Thursday, March 10, 2011
The longest journey (with the most tedious passenger): The Kreutzer Sonata Tolstoy's
My usually infallible (!) memory was wrong, and there's no surprise twist at the end of Tolstoy's story The Kreutzer Sonata (not sure what story I was remembering, in which an on-train confession leads to an arrest upon arrival at the station), it just ends with the protagonist, Portryzbyn (?), finishing his narrative of how (and why) he killed his wife in a fit of jealousy. If there's any redeeming qualities in this demented story it's that the killer seems to feel a bit of remorse at the end, as he has just a glimpse of an understanding that there's a sacredness to human life and that it was horrendous to kill someone over a fit of jealousy.

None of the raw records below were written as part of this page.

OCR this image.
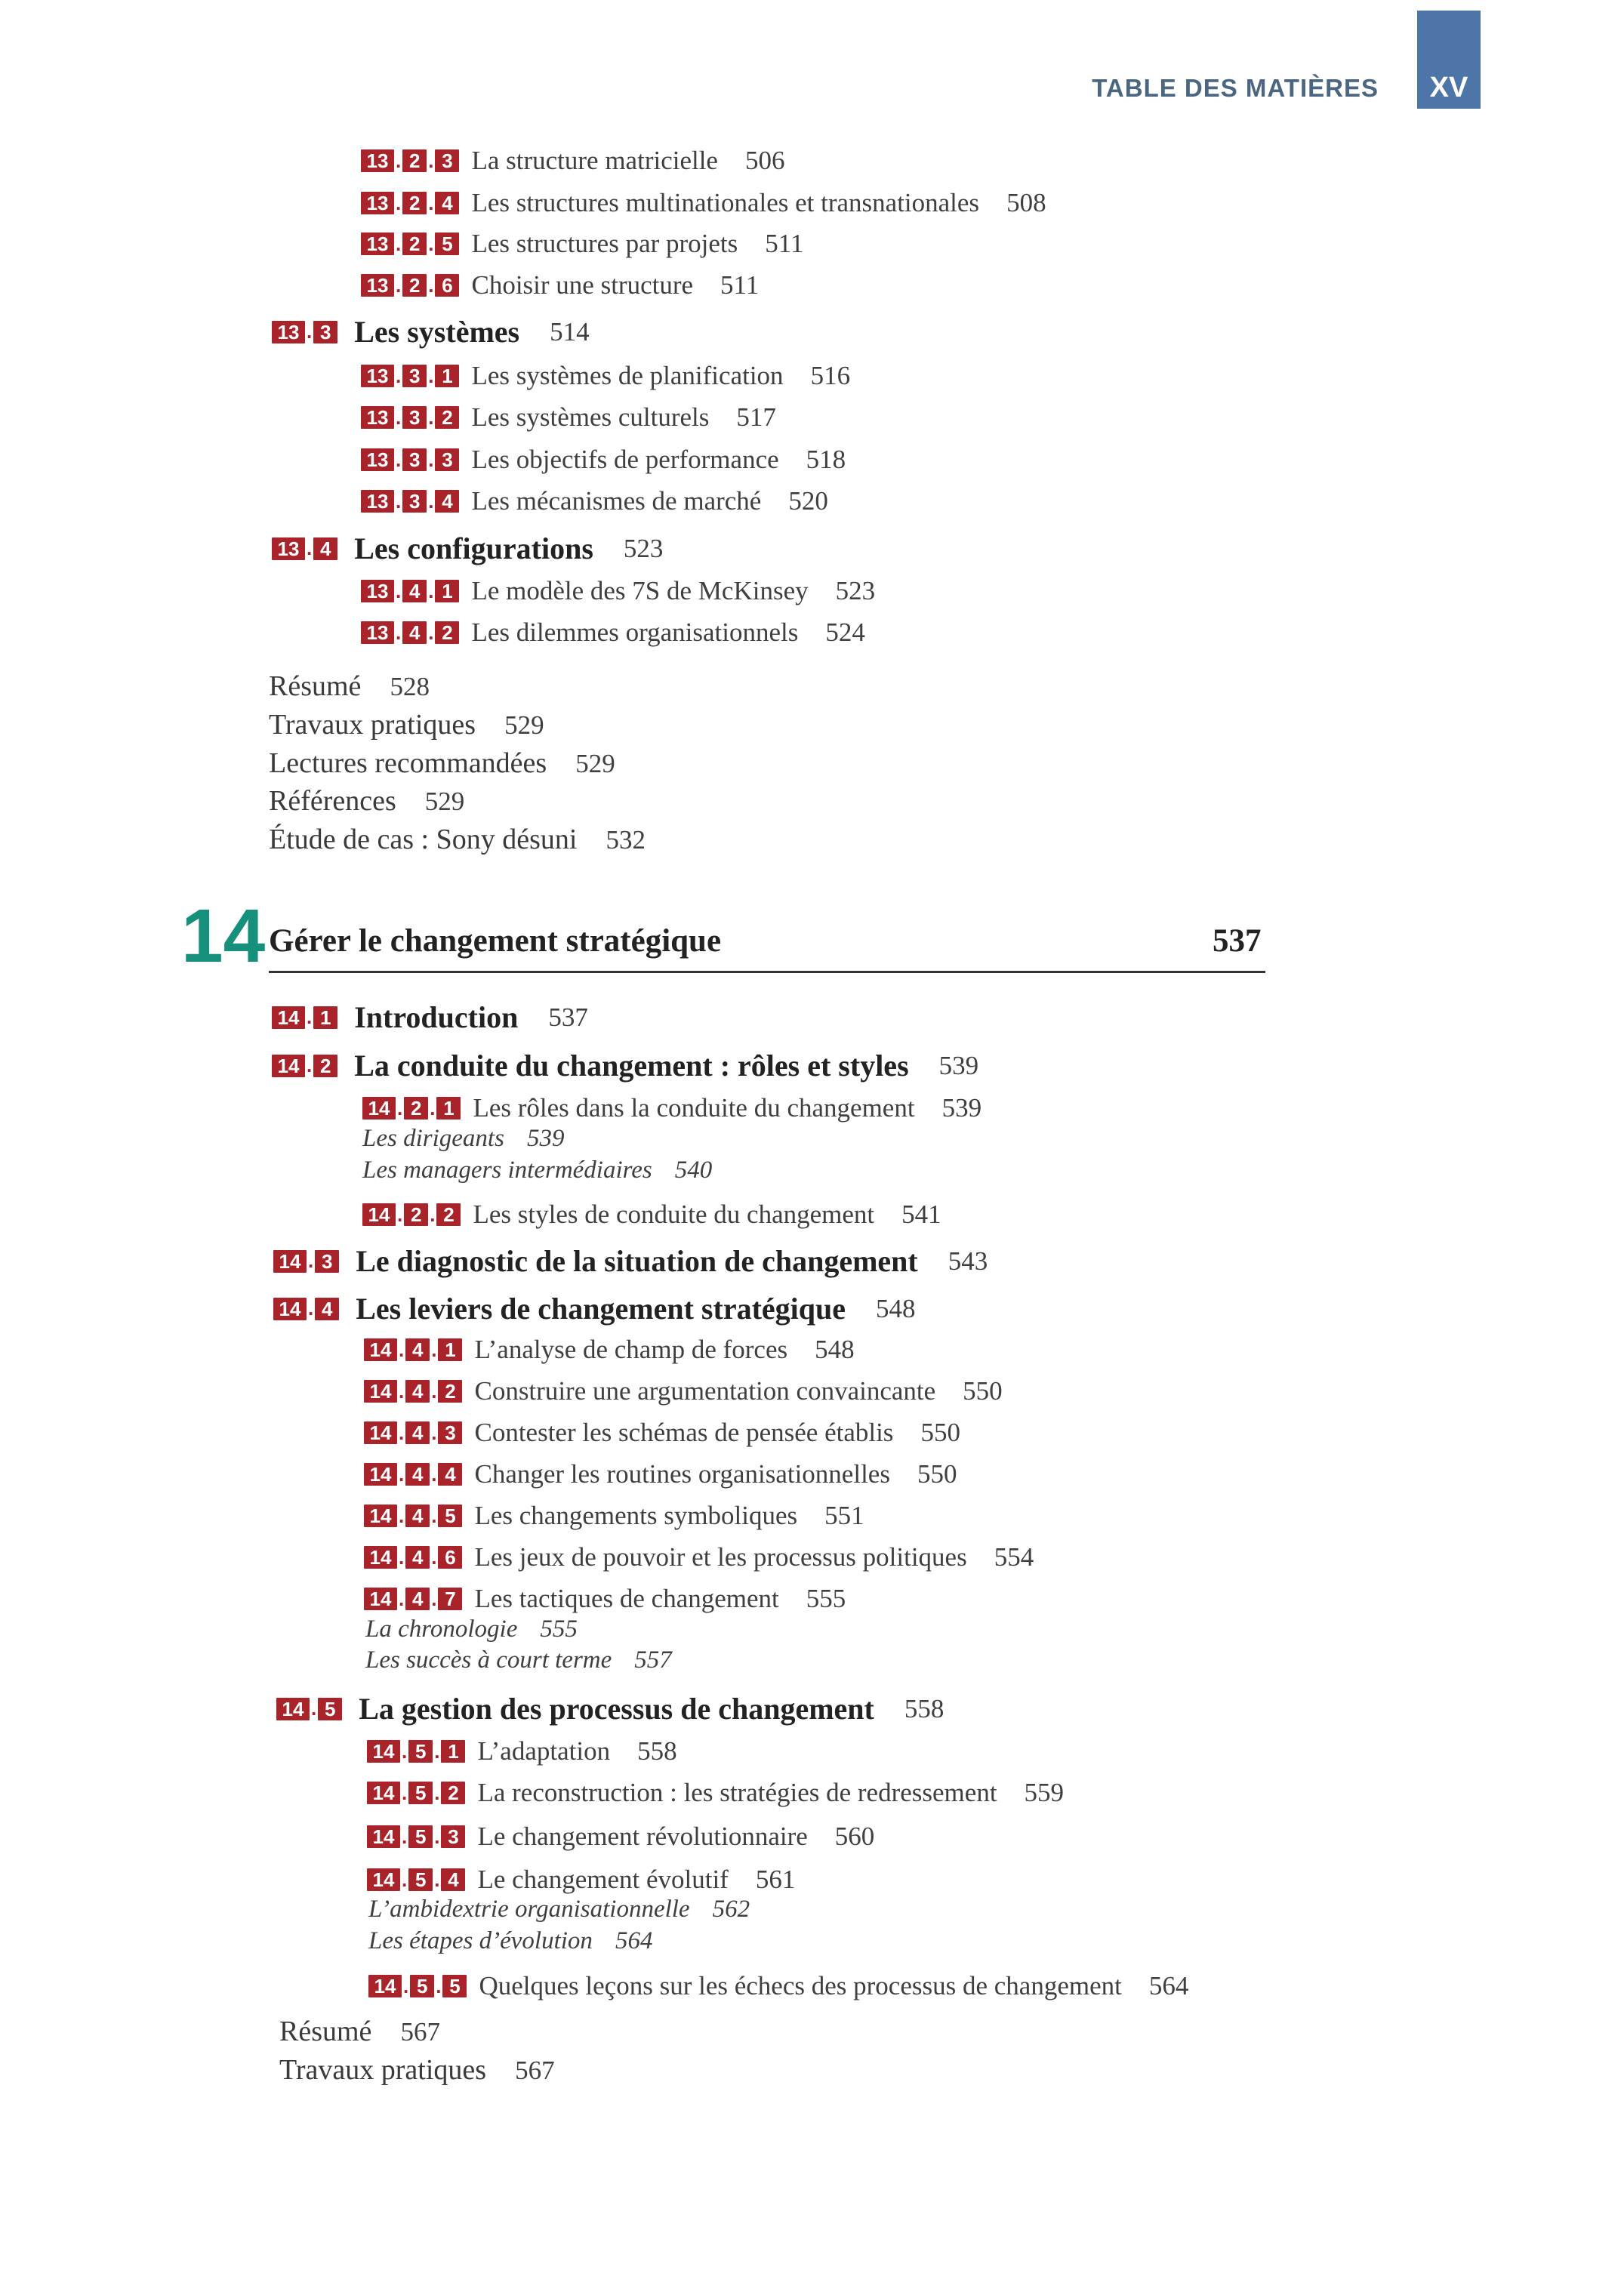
TABLE DES MATIÈRES	XV
13 . 2 . 3 La structure matricielle 506
13 . 2 . 4 Les structures multinationales et transnationales 508
13 . 2 . 5 Les structures par projets 511
13 . 2 . 6 Choisir une structure 511
13 . 3 Les systèmes 514
13 . 3 . 1 Les systèmes de planification 516
13 . 3 . 2 Les systèmes culturels 517
13 . 3 . 3 Les objectifs de performance 518
13 . 3 . 4 Les mécanismes de marché 520
13 . 4 Les configurations 523
13 . 4 . 1 Le modèle des 7S de McKinsey 523
13 . 4 . 2 Les dilemmes organisationnels 524
Résumé 528
Travaux pratiques 529
Lectures recommandées 529
Références 529
Étude de cas : Sony désuni 532
14 Gérer le changement stratégique	537
14 . 1 Introduction 537
14 . 2 La conduite du changement : rôles et styles 539
14 . 2 . 1 Les rôles dans la conduite du changement 539
Les dirigeants 539
Les managers intermédiaires 540
14 . 2 . 2 Les styles de conduite du changement 541
14 . 3 Le diagnostic de la situation de changement 543
14 . 4 Les leviers de changement stratégique 548
14 . 4 . 1 L’analyse de champ de forces 548
14 . 4 . 2 Construire une argumentation convaincante 550
14 . 4 . 3 Contester les schémas de pensée établis 550
14 . 4 . 4 Changer les routines organisationnelles 550
14 . 4 . 5 Les changements symboliques 551
14 . 4 . 6 Les jeux de pouvoir et les processus politiques 554
14 . 4 . 7 Les tactiques de changement 555
La chronologie 555
Les succès à court terme 557
14 . 5 La gestion des processus de changement 558
14 . 5 . 1 L’adaptation 558
14 . 5 . 2 La reconstruction : les stratégies de redressement 559
14 . 5 . 3 Le changement révolutionnaire 560
14 . 5 . 4 Le changement évolutif 561
L’ambidextrie organisationnelle 562
Les étapes d’évolution 564
14 . 5 . 5 Quelques leçons sur les échecs des processus de changement 564
Résumé 567
Travaux pratiques 567
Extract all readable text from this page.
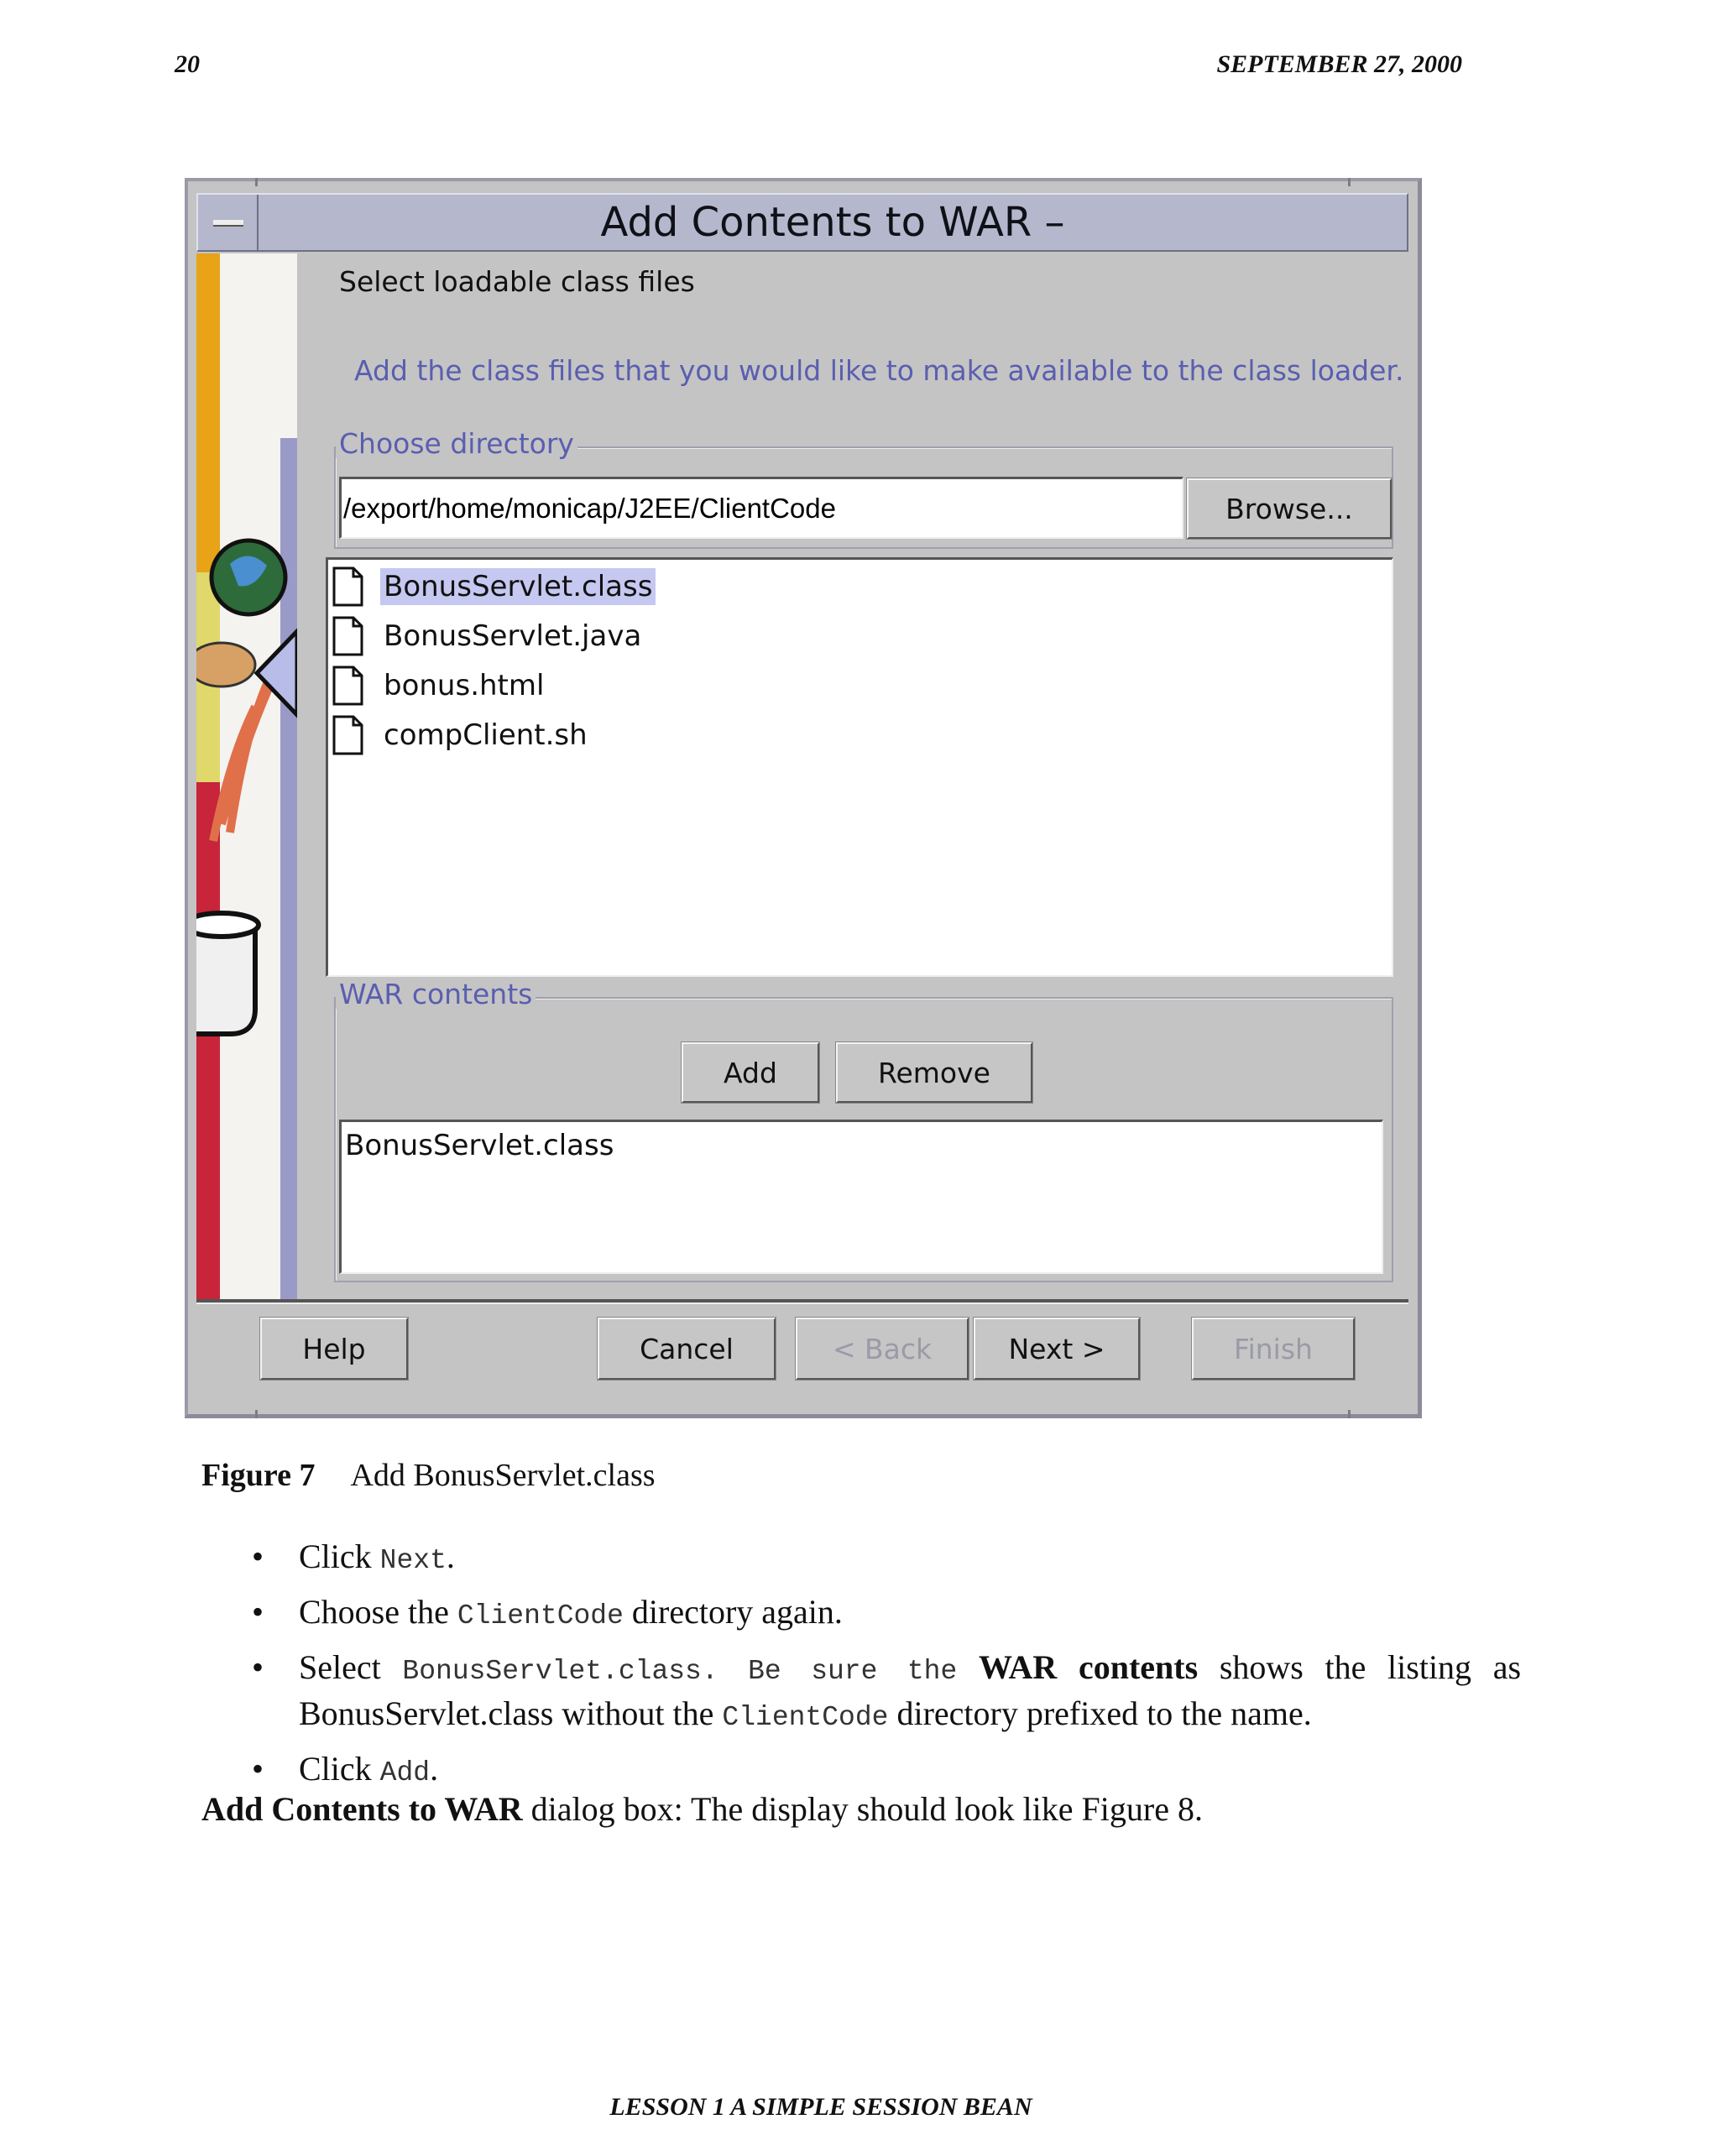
20	SEPTEMBER 27, 2000
Add Contents to WAR –
Select loadable class files
Add the class files that you would like to make available to the class loader.
Choose directory
/export/home/monicap/J2EE/ClientCode
Browse...
BonusServlet.class
BonusServlet.java
bonus.html
compClient.sh
WAR contents
Add	Remove
BonusServlet.class
Help	Cancel	< Back	Next >	Finish
Figure 7 Add BonusServlet.class
• Click Next.
• Choose the ClientCode directory again.
• Select BonusServlet.class. Be sure the WAR contents shows the listing as BonusServlet.class without the ClientCode directory prefixed to the name.
• Click Add.
Add Contents to WAR dialog box: The display should look like Figure 8.
LESSON 1 A SIMPLE SESSION BEAN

As it happens, he may well have been correct - his wife may have been having an affair with the music master - Tolstoy deftly leaves that aspect of the story ambiguous. One way or another, it's a long journey and a long night in a railroad compartment with this disturbed man and, by the end, I have to say: What for? Skip this story, and read some of the other great Tolstoy works. In the Pevear-Volokhonsky translations I'm reading, "The Death of Ivan Ilyich and other stories," the nex piece is a story called The Devil (for Tolstoy, a short story seems to clock in with at least 50 pages), which tells of a young many taking over an inherited estate that his father had driven into debt and trying to make it prosperous - while also trying to live a moral life in the provinces. He will remind readers of Levin, from AK, and maybe a bit of Pierre from W&P - though in this story Tolstoy treats his sexual drives more directly than he does in his longer fiction - initial part of the story is about his need to have sexual relations in this remote village, where privacy is impossible, and later about his marriage - and will inevitably draw these elements together for some kind of moral anguish.